Sublimation de la glace

Il y a quelques mois, la même équipe a ensuite examiné de plus près la distribution relative de ces fameuses aurores, soupçonnant que les caractéristiques observées en 1998 pouvaient être expliquées par des concentrations de vapeur d’eau (phase gazeuse) libérées par sublimation. Comme sur Terre, la température de surface de Ganymède varie en effet tout au long de la journée, et vers midi, près de l’équateur, elle peut devenir suffisamment chaude pour que la surface de la glace libère de petites quantités de molécules d’eau.

Finalement, les différences perçues dans les images UV étaient bel et bien corrélées à l’endroit où l’eau serait attendue dans l’atmosphère lunaire.

« Jusqu’à présent, seul l’oxygène moléculaire avait été observé« , a déclaré Lorenz Roth, principal auteur de ces travaux. « Ceci est produit lorsque des particules chargées érodent la surface de la glace. La vapeur d’eau que nous mesurons maintenant provient de la sublimation de la glace causée par l’échappement thermique opéré dans les régions glacées plus chaudes« .

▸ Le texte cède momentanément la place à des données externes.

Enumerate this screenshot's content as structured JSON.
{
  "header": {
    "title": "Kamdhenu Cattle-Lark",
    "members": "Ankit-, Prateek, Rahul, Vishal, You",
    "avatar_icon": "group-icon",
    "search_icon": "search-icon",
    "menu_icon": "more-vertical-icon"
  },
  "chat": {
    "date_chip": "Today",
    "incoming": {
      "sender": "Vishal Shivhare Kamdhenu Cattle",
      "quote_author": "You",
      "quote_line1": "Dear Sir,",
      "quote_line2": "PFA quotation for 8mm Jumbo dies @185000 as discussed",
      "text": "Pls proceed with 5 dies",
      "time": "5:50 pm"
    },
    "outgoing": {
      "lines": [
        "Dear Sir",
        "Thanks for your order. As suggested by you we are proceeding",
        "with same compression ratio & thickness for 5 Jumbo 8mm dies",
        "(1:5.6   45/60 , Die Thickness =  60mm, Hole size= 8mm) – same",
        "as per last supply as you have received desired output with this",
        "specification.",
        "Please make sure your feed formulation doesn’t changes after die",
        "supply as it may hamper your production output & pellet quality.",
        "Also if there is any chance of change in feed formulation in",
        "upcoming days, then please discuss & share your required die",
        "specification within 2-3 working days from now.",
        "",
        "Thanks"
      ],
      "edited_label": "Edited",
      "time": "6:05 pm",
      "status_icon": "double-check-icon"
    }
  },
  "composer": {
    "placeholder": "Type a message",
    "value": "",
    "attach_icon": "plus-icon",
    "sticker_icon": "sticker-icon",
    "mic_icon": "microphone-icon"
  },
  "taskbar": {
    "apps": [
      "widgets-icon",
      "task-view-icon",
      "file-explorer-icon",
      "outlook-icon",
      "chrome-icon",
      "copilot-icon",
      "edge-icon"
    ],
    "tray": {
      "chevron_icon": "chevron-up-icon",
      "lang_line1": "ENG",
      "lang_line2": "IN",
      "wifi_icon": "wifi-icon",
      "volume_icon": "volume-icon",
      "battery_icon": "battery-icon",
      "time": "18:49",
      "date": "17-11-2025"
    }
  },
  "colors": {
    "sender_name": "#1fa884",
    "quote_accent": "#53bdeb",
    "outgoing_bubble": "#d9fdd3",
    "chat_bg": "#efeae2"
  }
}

La découverte de cette vapeur d’eau ajoute ainsi à la compréhension de l’atmosphère de Ganymède. Ces résultats pourraient également intéresser l’équipe de JUICE (Jupiter Icy Moon Explorer), la prochaine mission de grande envergure de l’ESA qui doit décoller l’année prochaine. Son objectif sera d’étudier de près le système jovien dès 2029, avant de se concentrer exclusivement sur Ganymède dès 2032. Ces données pourraient donc être utilisées pour affiner les plans d’observation.